Secondo uno studio della Commissione Europea, oltre la metà delle dichiarazioni ambientali analizzate risultava vaga, generica o non sufficientemente supportata da evidenze verificabili. Per questo motivo l’Unione Europea ha deciso di intervenire con regole più rigorose per tutelare consumatori, imprese virtuose e mercato.

Cosa cambia per le aziende?

Con la Direttiva Green Claims, le imprese dovranno dimostrare in modo chiaro e documentato qualsiasi affermazione ambientale utilizzata nella comunicazione commerciale.
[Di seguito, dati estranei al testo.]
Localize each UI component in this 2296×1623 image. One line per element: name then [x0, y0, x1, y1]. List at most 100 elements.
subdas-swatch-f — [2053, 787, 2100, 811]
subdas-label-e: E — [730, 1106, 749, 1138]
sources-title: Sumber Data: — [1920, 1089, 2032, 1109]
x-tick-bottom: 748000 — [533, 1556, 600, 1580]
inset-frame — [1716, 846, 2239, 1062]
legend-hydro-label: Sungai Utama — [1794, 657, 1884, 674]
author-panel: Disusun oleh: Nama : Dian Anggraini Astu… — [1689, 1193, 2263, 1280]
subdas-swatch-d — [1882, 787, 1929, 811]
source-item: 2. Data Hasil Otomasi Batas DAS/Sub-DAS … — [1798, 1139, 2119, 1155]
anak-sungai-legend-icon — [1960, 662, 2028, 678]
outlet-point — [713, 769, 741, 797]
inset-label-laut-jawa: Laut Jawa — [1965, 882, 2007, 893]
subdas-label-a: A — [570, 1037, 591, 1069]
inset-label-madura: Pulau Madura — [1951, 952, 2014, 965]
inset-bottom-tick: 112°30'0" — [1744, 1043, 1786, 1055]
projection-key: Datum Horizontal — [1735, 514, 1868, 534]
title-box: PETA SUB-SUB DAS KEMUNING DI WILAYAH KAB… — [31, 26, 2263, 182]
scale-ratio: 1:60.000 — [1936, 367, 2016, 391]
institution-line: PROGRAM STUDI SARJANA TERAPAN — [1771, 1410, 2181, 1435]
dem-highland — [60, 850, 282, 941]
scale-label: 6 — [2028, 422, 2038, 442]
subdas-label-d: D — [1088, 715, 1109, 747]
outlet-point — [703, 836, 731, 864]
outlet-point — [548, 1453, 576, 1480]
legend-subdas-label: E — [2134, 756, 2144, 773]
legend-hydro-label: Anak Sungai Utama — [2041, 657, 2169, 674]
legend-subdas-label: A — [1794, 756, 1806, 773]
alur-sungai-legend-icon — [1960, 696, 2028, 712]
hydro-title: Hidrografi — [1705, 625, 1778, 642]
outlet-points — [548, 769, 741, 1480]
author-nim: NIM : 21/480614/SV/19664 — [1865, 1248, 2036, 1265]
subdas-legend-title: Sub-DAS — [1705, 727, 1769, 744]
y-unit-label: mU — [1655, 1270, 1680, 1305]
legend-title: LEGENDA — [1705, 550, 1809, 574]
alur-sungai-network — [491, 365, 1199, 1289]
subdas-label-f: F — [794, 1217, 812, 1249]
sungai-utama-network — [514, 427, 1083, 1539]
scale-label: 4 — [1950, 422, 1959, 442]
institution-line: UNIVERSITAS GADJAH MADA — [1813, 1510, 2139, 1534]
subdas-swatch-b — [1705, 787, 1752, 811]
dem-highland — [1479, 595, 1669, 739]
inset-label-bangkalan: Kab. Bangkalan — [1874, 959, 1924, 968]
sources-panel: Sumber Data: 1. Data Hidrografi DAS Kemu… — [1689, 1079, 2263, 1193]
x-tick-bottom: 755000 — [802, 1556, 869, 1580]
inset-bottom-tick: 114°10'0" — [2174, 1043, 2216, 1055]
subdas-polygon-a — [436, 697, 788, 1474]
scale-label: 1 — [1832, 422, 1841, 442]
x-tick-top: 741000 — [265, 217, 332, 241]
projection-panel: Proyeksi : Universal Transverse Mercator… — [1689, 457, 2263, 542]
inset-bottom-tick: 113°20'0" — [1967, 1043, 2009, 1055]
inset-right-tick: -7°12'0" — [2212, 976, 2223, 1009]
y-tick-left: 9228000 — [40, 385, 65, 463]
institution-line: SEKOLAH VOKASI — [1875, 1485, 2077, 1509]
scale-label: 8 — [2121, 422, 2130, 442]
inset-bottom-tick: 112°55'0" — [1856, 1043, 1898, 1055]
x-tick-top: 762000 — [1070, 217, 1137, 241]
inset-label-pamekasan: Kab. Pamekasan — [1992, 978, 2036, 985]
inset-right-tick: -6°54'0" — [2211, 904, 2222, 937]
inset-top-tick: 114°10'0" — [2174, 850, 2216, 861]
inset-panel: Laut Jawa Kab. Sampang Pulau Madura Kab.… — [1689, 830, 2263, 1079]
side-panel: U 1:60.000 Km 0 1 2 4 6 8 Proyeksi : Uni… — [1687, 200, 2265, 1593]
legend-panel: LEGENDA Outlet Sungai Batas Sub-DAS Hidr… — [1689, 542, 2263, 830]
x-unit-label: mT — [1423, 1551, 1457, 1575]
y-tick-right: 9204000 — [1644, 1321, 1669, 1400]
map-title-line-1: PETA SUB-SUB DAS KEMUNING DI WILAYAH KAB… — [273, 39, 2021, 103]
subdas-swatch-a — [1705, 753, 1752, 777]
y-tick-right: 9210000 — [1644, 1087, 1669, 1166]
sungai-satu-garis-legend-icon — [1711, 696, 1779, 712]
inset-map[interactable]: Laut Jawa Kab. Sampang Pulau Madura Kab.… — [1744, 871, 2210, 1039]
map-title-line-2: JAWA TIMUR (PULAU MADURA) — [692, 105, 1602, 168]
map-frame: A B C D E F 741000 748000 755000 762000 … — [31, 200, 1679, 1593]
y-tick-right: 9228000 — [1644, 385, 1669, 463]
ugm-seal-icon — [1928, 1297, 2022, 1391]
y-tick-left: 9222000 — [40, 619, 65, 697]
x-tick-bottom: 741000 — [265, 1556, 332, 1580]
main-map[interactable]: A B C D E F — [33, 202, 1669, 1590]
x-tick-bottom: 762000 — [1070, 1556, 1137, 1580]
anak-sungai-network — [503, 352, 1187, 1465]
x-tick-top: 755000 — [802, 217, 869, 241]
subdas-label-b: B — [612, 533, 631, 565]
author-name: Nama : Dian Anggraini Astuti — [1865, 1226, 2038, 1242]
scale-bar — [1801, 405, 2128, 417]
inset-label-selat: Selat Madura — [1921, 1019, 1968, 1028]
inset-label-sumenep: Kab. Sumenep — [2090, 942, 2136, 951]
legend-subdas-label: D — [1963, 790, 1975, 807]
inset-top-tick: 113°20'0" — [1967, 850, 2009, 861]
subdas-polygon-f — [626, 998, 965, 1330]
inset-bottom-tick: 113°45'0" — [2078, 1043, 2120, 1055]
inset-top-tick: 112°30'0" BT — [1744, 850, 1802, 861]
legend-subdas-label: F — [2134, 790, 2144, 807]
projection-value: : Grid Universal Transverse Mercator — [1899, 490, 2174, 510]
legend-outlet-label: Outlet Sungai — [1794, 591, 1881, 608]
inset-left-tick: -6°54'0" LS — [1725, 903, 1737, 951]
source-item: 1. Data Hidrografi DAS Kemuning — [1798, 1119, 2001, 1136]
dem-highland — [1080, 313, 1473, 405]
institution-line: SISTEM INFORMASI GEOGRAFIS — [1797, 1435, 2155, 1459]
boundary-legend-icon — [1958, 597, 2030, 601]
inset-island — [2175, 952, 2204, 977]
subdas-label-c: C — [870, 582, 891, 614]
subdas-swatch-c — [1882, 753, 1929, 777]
Ad esempio, non sarà più sufficiente utilizzare espressioni come:

  • “prodotto sostenibile”;
  • “azienda green”;
  • “zero emissioni”;
  • “rispettoso dell’ambiente”.

Per utilizzare queste definizioni sarà necessario fornire dati oggettivi, metodologie riconosciute e, in molti casi, validazioni indipendenti.

Quali informazioni dovranno essere supportate?

La normativa riguarda numerosi aspetti della comunicazione ambientale, tra cui:

  • riduzione delle emissioni di CO₂;
  • utilizzo di energie rinnovabili;
  • riciclabilità dei prodotti;
  • risparmio energetico;
  • obiettivi di neutralità climatica;
  • certificazioni ambientali.

Ogni claim dovrà essere verificabile, trasparente e comprensibile per il consumatore.

Cosa significa per la sostenibilità?

La Direttiva Green Claims rappresenta un passaggio importante nell’evoluzione della sostenibilità aziendale.

Se fino a pochi anni fa era sufficiente dichiarare un impegno ambientale, oggi diventa fondamentale misurarlo, monitorarlo e renderlo dimostrabile.

Questo approccio favorisce le aziende che investono realmente nella transizione energetica e nella riduzione del proprio impatto ambientale, distinguendole da chi utilizza la sostenibilità esclusivamente come strumento di marketing.

Il ruolo dell’energia e dei dati

Per dimostrare risultati ambientali concreti servono numeri, monitoraggio e indicatori misurabili.

Interventi come:

  • efficientamento energetico;
  • installazione di impianti da fonti rinnovabili;
  • Comunità Energetiche Rinnovabili;
  • sistemi di monitoraggio dei consumi;
  • riduzione delle emissioni legate ai processi produttivi,

diventano sempre più importanti non solo per migliorare le performance ambientali, ma anche per supportare in modo credibile la comunicazione aziendale.

Curiosità

La Direttiva Green Claims si inserisce all’interno del più ampio percorso europeo verso gli obiettivi del Green Deal Europeo, che punta a raggiungere la neutralità climatica entro il 2050 e a promuovere una maggiore trasparenza nelle informazioni fornite a cittadini e imprese. Commissione Europea

Il punto di vista NHP

Per NHP la sostenibilità non è una dichiarazione, ma un percorso misurabile.

Progettare impianti rinnovabili, sviluppare Comunità Energetiche, ottimizzare i consumi e monitorare i risultati significa costruire evidenze concrete che permettono alle aziende di affrontare le nuove sfide normative con maggiore consapevolezza.

Perché nel futuro della sostenibilità, la differenza non la farà chi comunica meglio, ma chi saprà dimostrare ciò che comunica.